Blog by mymindoutlined

Blog written by 'My Mind Outlined' ‏@mymindoutlined for OCD Awareness Week, October 2014.

I have recently looked back over my previous blog posts and there was one in particular that stuck out to me. It was my attempt to summarise why I felt my OCD is so misunderstood, in relation to my own situation and experiences. I have taken the opportunity to update this post for OCD Awareness Week 2014, and to explain why this week is so important to me.

1. My anxieties are invisible
People can’t see the uncontrollable thoughts and fears I experience when my OCD is at its worst (or even when it’s not). They only see the compulsions that I sometimes carry out as a result of those thoughts such as the washing or the checking, and they think that is all it is – a quirky feature of my personality or me being fussy. They don’t see what is causing them and the constant mental anguish it causes me, which is often the worst part of it for me.

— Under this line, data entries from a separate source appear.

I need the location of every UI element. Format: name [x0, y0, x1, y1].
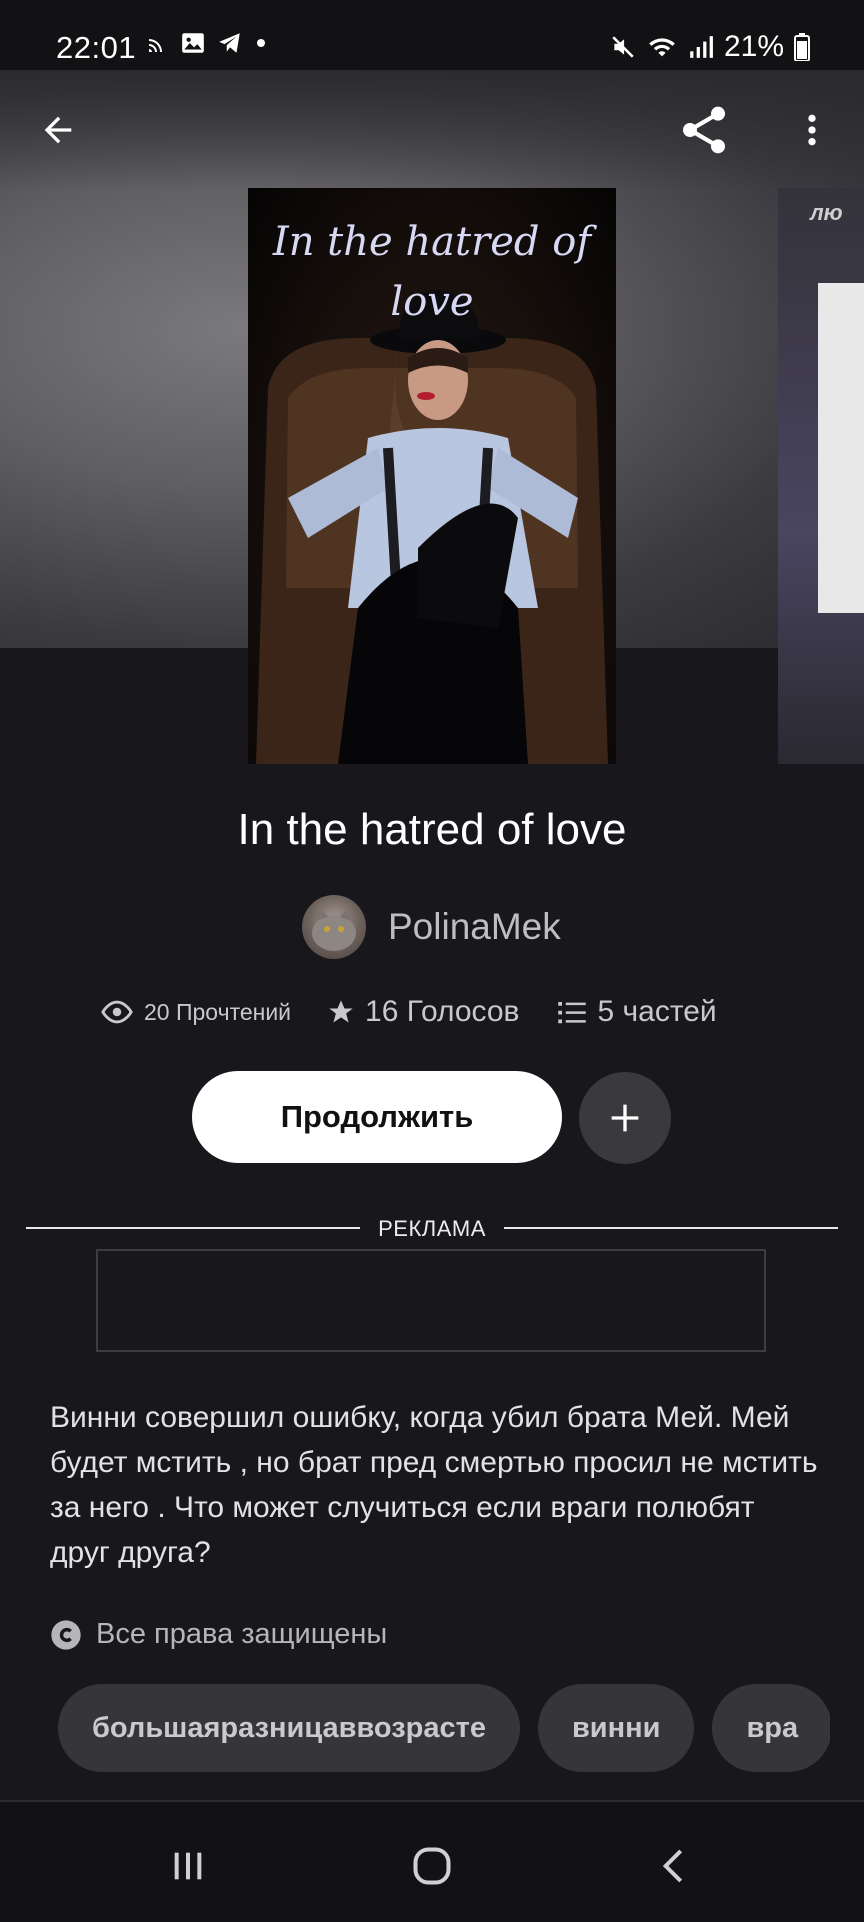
eye-icon [101, 1000, 133, 1024]
stat-reads: 20 Прочтений [100, 999, 291, 1026]
add-to-library-button[interactable] [579, 1072, 671, 1164]
tag-chip[interactable]: большаяразницаввозрасте [58, 1684, 520, 1772]
plus-icon [611, 1104, 639, 1132]
cover-title-line1: In the hatred of [272, 219, 592, 265]
status-left-icons [146, 30, 268, 56]
wifi-icon [649, 38, 675, 57]
ad-label: РЕКЛАМА [378, 1216, 486, 1241]
copyright-text: Все права защищены [96, 1618, 388, 1650]
stat-votes: 16 Голосов [327, 995, 519, 1029]
gallery-icon [182, 33, 204, 53]
stats-row: 20 Прочтений 16 Голосов 5 частей [100, 995, 717, 1029]
reads-count: 20 Прочтений [144, 998, 292, 1025]
book-title: In the hatred of love [237, 805, 627, 854]
cover-title: In the hatred of love [248, 212, 616, 332]
author-name: PolinaMek [388, 906, 561, 947]
ad-slot[interactable] [96, 1249, 766, 1352]
copyright-icon [51, 1619, 81, 1650]
tag-chip[interactable]: винни [537, 1684, 695, 1772]
signal-icon [690, 36, 713, 58]
list-icon [558, 1002, 587, 1024]
stat-parts[interactable]: 5 частей [557, 995, 717, 1029]
cover-title-line2: love [390, 279, 474, 325]
author-link[interactable]: PolinaMek [302, 895, 561, 959]
next-cover-text: лю [810, 200, 843, 225]
hero-shade [0, 70, 864, 190]
dot-icon [257, 39, 265, 47]
telegram-icon [219, 33, 240, 53]
votes-count: 16 Голосов [365, 995, 520, 1028]
copyright-row: Все права защищены [50, 1618, 387, 1651]
book-cover[interactable]: In the hatred of love [248, 188, 616, 764]
book-description: Винни совершил ошибку, когда убил брата … [50, 1401, 818, 1569]
continue-reading-button[interactable]: Продолжить [192, 1071, 562, 1163]
share-button[interactable] [674, 100, 734, 160]
back-arrow-icon [44, 116, 72, 144]
recents-icon [174, 1852, 202, 1880]
battery-icon [794, 33, 810, 61]
more-button[interactable] [782, 100, 842, 160]
share-icon [683, 106, 725, 154]
star-icon [329, 1000, 353, 1023]
tags-row: большаяразницаввозрасте винни вра [58, 1684, 830, 1772]
back-nav-button[interactable] [646, 1843, 702, 1889]
back-button[interactable] [28, 100, 88, 160]
continue-label: Продолжить [280, 1099, 474, 1134]
home-icon [413, 1847, 451, 1885]
mute-icon [612, 36, 634, 58]
next-cover-image [818, 283, 864, 613]
status-time: 22:01 [56, 30, 137, 65]
status-right: 21% [610, 30, 810, 64]
recents-button[interactable] [160, 1843, 216, 1889]
home-button[interactable] [404, 1843, 460, 1889]
cast-icon [149, 39, 162, 52]
tag-chip[interactable]: вра [712, 1684, 830, 1772]
parts-count: 5 частей [597, 995, 717, 1028]
battery-percent: 21% [723, 30, 784, 63]
back-chevron-icon [662, 1849, 683, 1883]
cat-avatar-image [312, 907, 356, 951]
avatar [302, 895, 366, 959]
next-book-cover[interactable]: лю [778, 188, 864, 764]
more-vertical-icon [808, 114, 816, 146]
status-bar: 22:01 21% [0, 0, 864, 70]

2. OCD is used incorrectly in everyday language
I have often said that OCD sufferers face two daily battles. The first is the constant fight against their condition, and the second is get others to understand it. This is not helped by the term ‘OCD’ now being used loosely in everyday conversations to describe people who are particularly fussy or ordered. This detracts from the true nature of OCD and how debilitating it can be. It trivialises the condition and causes misunderstanding. More recently I have seen an increase in the number of ‘jokes’ about OCD which show no real understanding of what it is really about. I am the first to laugh at myself and have a good sense of humour but when I hear jokes that do nothing but increase the misunderstanding I can’t help but get annoyed. What is particularly worrying is that work then has to go into correcting this, which could instead be used to support those sufferers who most need help. Which brings me to my final point…

3. I have found it difficult to access good quality treatment
I have suffered with OCD for over 20 years and know that there is some really good quality treatment available. However, it can often be hard to access this for a number of different reasons. My experiences suggest to me that part of this (but certainly not all) could be helped by improving understanding and awareness. If people became better at recognising the symptoms, understanding the severity of it and where to go to get the right treatment, sufferers could have a chance of leading a ‘normal’ life.

OCD can be such a lonely and misunderstood condition, but my hope for Awareness Week is that it might make it a little less lonely for some people.